Bir anneler günü daha geçti. Benim 4. anneler günüm. Bu yazımın içinde "anneler kutsaldır." tarzında birşey bulamayacaksınız. Her anneler günümde düşünürüm, anneliğe yüklediğimiz yükleri. Şöyle bir tarayalım lügatımızı... Anneleri nasıl tanımlamışız yıllarca:
- Anneler kutsaldır.
- Anneler fedakardır.
- Yemez yedirir.
- Annenin gönlü geniştir.
- Anneler en iyisini bilir.
- Anneler herşeyi görür.
- Anneler sabırlıdır.
Özetle anneler insan değildir, süper bir varlıktır. Eh, tabii, bir anne olarak çok da yalanlayamayacağım bunu, ama yine de üzerimize büyük bir yük aldığımız kesin. Her an tetikte olacaksın, çocuğunu herşeyden, ama özellikle de kendinden önde tutacaksın.
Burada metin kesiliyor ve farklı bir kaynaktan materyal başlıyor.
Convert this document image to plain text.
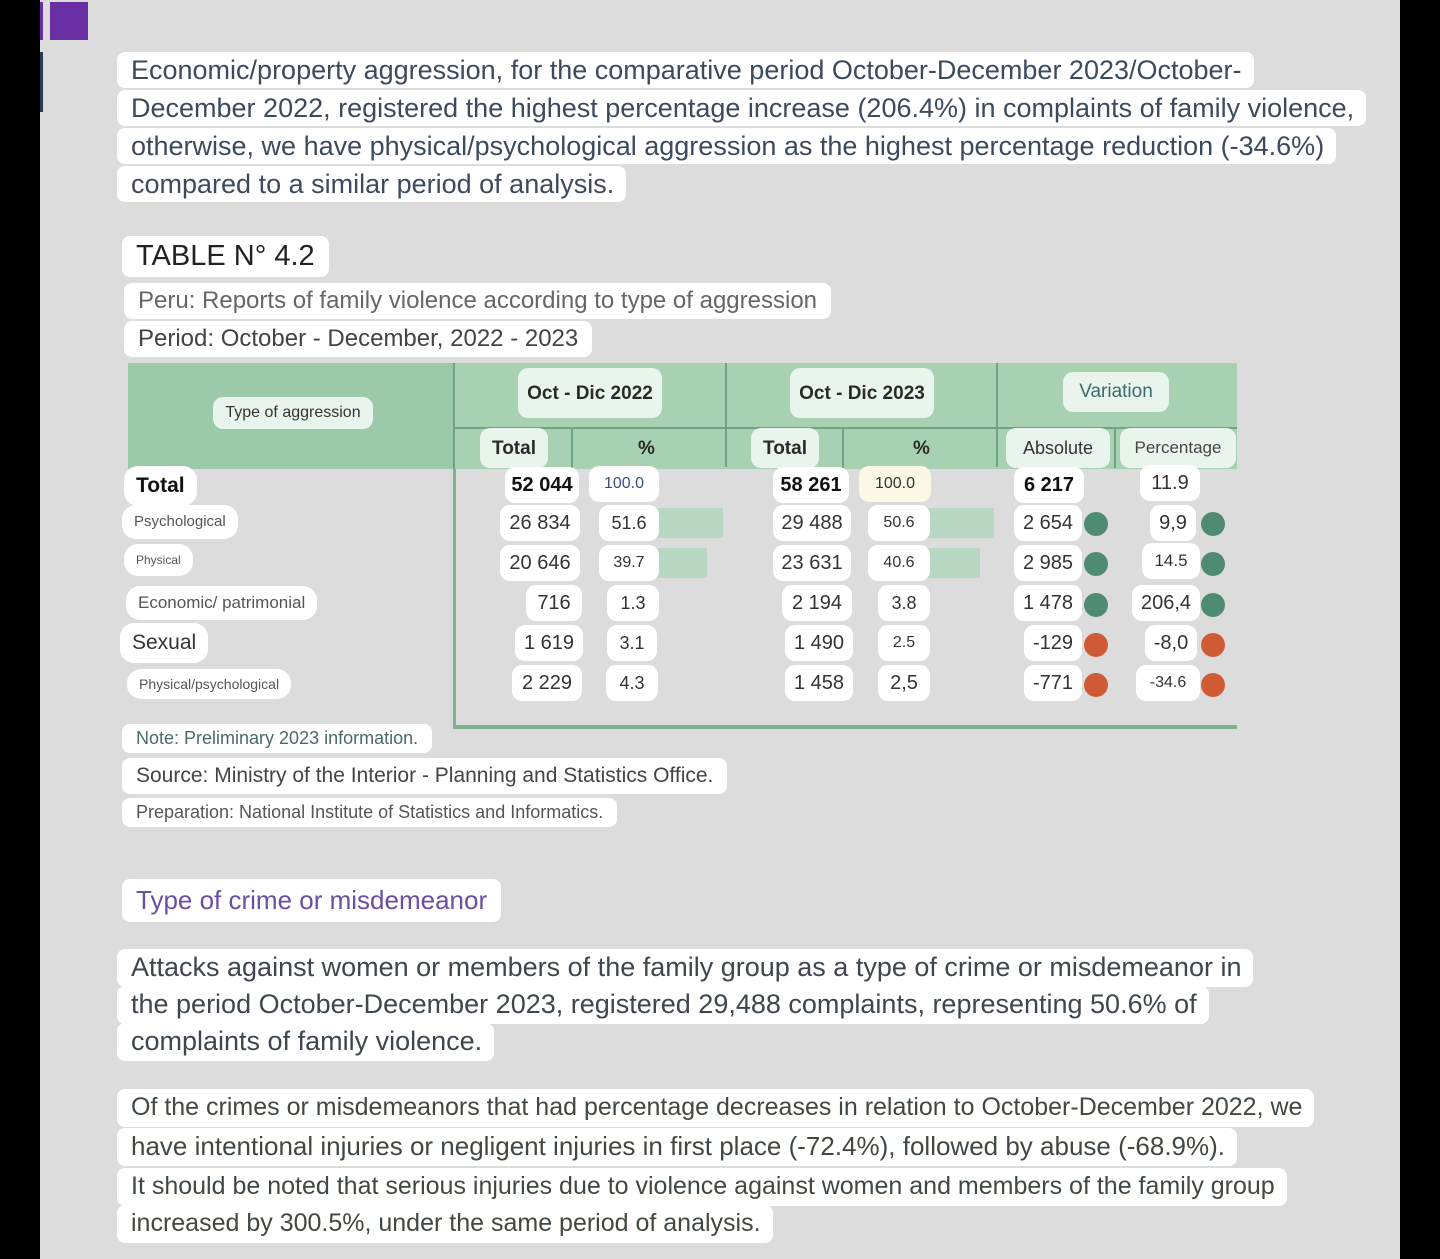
Economic/property aggression, for the comparative period October-December 2023/October-
December 2022, registered the highest percentage increase (206.4%) in complaints of family violence,
otherwise, we have physical/psychological aggression as the highest percentage reduction (-34.6%)
compared to a similar period of analysis.
TABLE N° 4.2
Peru: Reports of family violence according to type of aggression
Period: October - December, 2022 - 2023
Type of aggression
Oct - Dic 2022	Oct - Dic 2023	Variation
Total	%	Total	%	Absolute	Percentage
Total	52 044	100.0	58 261	100.0	6 217	11.9
Psychological	26 834	51.6	29 488	50.6	2 654	9,9
Physical	20 646	39.7	23 631	40.6	2 985	14.5
Economic/ patrimonial	716	1.3	2 194	3.8	1 478	206,4
Sexual	1 619	3.1	1 490	2.5	-129	-8,0
Physical/psychological	2 229	4.3	1 458	2,5	-771	-34.6
Note: Preliminary 2023 information.
Source: Ministry of the Interior - Planning and Statistics Office.
Preparation: National Institute of Statistics and Informatics.
Type of crime or misdemeanor
Attacks against women or members of the family group as a type of crime or misdemeanor in
the period October-December 2023, registered 29,488 complaints, representing 50.6% of
complaints of family violence.
Of the crimes or misdemeanors that had percentage decreases in relation to October-December 2022, we
have intentional injuries or negligent injuries in first place (-72.4%), followed by abuse (-68.9%).
It should be noted that serious injuries due to violence against women and members of the family group
increased by 300.5%, under the same period of analysis.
Hele herşeyin en iyisini bileceksin... Aman Allah'ım... Ya bilemezsem, ya yanlış düşünüyorsam, ya sezgilerim beni yanıltıyorsa...
Ne büyük bir suçlanma korkusunu tetikliyor bu zihin modelleri...
Ben herşeyin en iyisini bilemeyeceğimi kabul ediyorum.
Ben her zaman herşeyi öngöremeyeceğimi kabul ediyorum.
Ben her durumda çocuğum da olsa en güzel hisleri hissedemeyebileceğimi kabul ediyorum.
Ben kutsal olmak yerine sıradan olmayı kabul ediyorum.
Annelik klişelerinin bir başka boyutu da tabii ki çocuğumuza yüklediklerimiz... Ben seni büyüttüm, yemedim yedirdim, geceleri başında nöbet bekledim... onun için bana borçlusun... Çocuk olarak çoğumuzun (özellikle de genç ergen yaşlarımızda) söylediğimiz de bu değil midir?
"Yapmasaydın..."
Herkes gibi oğlumun da kendi seçimlerini yapma özgürlüğü var. Bana rağmen. Ben ona bu izni vermeye niyet ediyorum. Daha doğrusu kendime oğlumun özgürlüklerini görme izni veriyorum.
Herkesin kendi seçimini yaşayacağını kabul ediyorum. Kendimi ve oğlumu annelik adı altında gizli yüklerden serbest bırakıyorum.